John slumped and stared.

 

“This thing you just started must never be finished. This Hemingway pastiche. It will ruin something very important.”

 

“What could it ruin? I’m not even planning to—”

 

“Your plans are immaterial. If you continue with this project, it will profoundly affect the future.”

 

“You’re from the future?”

 

“I’m from the future and the past and other temporalities that you can’t comprehend. But all you need to know is that you must not write this Hemingway story. If you do, I or someone like me will have to kill you.”

 

It gestured and a wand the size of a walking stick, half-black and half-white, appeared in its hand. It tapped John’s knee with the white end. There was a slight tingle.

 

“Now you won’t be able to tell anybody about me, or write anything about me down.
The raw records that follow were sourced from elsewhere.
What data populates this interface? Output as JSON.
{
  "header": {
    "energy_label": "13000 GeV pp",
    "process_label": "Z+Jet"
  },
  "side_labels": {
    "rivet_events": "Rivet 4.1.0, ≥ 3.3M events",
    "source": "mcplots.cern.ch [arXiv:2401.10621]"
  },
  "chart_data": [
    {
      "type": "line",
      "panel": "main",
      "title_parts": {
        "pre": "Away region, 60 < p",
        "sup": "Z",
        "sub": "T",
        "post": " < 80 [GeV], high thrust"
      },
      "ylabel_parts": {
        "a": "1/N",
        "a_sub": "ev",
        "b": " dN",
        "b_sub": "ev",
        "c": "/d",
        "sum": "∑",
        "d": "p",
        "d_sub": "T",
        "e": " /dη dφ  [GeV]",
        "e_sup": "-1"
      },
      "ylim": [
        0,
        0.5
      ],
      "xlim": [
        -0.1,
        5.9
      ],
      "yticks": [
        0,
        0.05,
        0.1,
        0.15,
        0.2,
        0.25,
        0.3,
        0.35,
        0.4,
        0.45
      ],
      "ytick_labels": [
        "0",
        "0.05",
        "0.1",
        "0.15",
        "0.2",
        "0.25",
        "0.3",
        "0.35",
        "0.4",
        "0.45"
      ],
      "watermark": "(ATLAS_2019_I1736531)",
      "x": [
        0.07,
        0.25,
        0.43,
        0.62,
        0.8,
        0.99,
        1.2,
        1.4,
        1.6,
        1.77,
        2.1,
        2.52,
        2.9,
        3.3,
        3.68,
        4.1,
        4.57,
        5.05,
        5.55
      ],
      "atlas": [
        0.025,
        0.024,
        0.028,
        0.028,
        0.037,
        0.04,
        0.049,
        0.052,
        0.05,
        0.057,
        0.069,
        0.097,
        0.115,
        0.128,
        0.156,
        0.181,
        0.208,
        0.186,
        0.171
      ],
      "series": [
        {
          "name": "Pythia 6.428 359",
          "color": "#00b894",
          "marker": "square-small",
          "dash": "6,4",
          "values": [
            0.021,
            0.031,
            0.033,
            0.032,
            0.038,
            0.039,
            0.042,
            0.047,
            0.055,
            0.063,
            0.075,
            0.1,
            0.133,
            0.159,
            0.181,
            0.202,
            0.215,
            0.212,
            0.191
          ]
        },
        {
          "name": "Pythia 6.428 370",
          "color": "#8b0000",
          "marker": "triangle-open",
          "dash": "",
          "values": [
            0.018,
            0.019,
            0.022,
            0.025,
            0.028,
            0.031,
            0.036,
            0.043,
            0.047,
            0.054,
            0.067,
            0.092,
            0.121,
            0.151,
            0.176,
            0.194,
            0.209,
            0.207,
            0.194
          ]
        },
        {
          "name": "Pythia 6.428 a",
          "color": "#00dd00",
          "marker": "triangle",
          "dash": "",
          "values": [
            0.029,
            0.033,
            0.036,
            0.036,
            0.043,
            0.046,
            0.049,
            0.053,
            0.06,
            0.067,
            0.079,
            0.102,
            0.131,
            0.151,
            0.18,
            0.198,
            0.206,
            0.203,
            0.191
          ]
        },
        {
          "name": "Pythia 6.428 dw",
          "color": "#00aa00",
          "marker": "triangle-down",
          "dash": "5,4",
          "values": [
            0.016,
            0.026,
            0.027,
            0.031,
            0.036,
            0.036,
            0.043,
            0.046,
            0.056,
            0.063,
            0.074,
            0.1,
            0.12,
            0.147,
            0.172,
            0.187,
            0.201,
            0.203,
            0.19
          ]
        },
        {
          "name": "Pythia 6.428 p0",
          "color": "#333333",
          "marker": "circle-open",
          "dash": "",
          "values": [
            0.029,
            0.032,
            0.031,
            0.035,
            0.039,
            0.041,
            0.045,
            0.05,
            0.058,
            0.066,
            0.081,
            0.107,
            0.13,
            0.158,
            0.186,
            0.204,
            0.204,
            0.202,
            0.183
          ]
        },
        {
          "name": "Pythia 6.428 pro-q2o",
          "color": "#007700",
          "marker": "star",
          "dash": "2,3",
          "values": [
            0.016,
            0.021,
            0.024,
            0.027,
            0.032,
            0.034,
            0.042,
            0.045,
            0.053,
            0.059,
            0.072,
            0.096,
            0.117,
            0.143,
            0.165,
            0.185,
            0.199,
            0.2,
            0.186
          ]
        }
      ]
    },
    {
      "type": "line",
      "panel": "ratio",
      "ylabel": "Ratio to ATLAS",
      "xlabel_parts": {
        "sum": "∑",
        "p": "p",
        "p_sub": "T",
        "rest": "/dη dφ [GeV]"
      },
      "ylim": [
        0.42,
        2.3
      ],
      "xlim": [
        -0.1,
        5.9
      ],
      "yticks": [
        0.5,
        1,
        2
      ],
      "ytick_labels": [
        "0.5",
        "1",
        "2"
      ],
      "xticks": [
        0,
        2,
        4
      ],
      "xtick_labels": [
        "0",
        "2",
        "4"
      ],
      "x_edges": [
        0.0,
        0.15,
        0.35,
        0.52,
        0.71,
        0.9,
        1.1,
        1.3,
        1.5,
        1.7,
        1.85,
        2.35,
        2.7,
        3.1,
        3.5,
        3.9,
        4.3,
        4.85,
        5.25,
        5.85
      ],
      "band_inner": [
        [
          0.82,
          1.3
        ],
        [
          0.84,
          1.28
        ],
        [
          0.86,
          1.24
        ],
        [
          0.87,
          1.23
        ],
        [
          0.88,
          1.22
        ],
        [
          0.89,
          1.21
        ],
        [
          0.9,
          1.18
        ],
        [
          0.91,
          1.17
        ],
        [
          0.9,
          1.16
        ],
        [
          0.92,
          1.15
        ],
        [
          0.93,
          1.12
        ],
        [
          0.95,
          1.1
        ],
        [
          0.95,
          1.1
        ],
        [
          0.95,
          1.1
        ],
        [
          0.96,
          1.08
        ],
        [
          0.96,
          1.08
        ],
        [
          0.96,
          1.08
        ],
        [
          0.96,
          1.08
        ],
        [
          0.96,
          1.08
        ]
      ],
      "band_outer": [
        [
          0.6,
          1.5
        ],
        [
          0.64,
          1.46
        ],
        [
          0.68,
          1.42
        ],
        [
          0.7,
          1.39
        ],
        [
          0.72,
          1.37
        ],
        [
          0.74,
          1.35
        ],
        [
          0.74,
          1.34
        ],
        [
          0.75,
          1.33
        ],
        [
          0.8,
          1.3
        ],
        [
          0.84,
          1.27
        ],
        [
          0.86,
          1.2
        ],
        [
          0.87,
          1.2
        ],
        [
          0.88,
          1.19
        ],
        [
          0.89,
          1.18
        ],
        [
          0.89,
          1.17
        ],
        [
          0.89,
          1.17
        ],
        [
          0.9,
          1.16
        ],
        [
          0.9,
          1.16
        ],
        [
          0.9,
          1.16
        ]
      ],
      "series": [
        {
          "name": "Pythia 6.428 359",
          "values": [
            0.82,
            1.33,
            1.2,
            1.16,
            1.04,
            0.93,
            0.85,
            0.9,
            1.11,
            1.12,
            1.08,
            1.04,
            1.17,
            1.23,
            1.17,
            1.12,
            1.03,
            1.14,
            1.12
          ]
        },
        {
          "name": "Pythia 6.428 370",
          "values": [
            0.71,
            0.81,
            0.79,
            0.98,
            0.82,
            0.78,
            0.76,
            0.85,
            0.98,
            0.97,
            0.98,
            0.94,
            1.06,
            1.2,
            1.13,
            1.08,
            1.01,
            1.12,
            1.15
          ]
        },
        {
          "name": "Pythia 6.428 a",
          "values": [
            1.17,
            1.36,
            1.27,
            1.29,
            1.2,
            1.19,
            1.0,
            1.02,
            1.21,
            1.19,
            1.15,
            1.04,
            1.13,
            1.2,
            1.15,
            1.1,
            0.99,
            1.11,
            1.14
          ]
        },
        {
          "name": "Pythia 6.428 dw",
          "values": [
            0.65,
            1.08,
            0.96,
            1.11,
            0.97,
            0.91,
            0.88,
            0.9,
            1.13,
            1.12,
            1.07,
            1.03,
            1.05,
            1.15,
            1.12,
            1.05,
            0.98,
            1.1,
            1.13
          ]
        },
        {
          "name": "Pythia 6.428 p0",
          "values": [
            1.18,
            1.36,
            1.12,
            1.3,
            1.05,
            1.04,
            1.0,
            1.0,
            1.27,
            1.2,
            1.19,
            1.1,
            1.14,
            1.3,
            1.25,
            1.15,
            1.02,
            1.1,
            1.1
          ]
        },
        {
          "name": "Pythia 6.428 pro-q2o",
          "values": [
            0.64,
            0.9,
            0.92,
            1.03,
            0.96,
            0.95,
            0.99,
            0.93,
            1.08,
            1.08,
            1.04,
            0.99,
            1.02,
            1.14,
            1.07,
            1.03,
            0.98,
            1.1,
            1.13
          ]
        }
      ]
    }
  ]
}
If you try to talk about me, the memory will disappear—and reappear moments later, along with the knowledge that I will kill you if you don’t cooperate.” It turned into the bloody corpse again. “Understood?”

 

“Of course.”

 

“If you behave, you will never have to see me again.” It started to fade.

 

“Wait. What do you really look like?”

 

“This—” For a few seconds John stared at an ebony presence deeper than black, at once points and edges and surfaces and volume and hints of further dimensions. “You can’t really see or know,” a voice whispered inside his head. He reached into the blackness and jerked his hand back, rimed with frost and numb. The thing disappeared.

 

He stuck his hand under his armpit and feeling returned. That last apparition was the unsettling one. He had Hemingway’s appearance at every age memorized, and had seen the corpse in his mind’s eye often enough. A drug could conceivably have brought them all together and made up this fantastic demand—which might actually be nothing more than a reasonable side of his nature trying to make him stop wasting time on this silly project.

 

But that thing. His hand was back to normal. Maybe a drug could do that, too; make your hand feel freezing. LSD did more profound things than that. But not while arguing about a manuscript.

 

He considered the remaining absinthe. Maybe take another big blast of it and see whether ol’ Ernie comes back again. Or no—there was a simpler way to check.

 

The bar was four rocking and rolling cars away, and bouncing his way from wall to window helped sober John up. When he got there, he had another twinge for the memories of the past. Stained Formica tables. No service; you had to go to a bar at the other end. Acrid with cigarette fumes. He remembered linen tablecloths and endless bottles of Coke with the names of cities from everywhere stamped on the bottom and, when his father came along with them, the rich sultry smoke of his Havanas. The fat Churchills from Punch that emphysema stopped just before Castro could. “A Coke, please.” He wondered which depressed him more, the red can or the plastic cup with miniature ice cubes.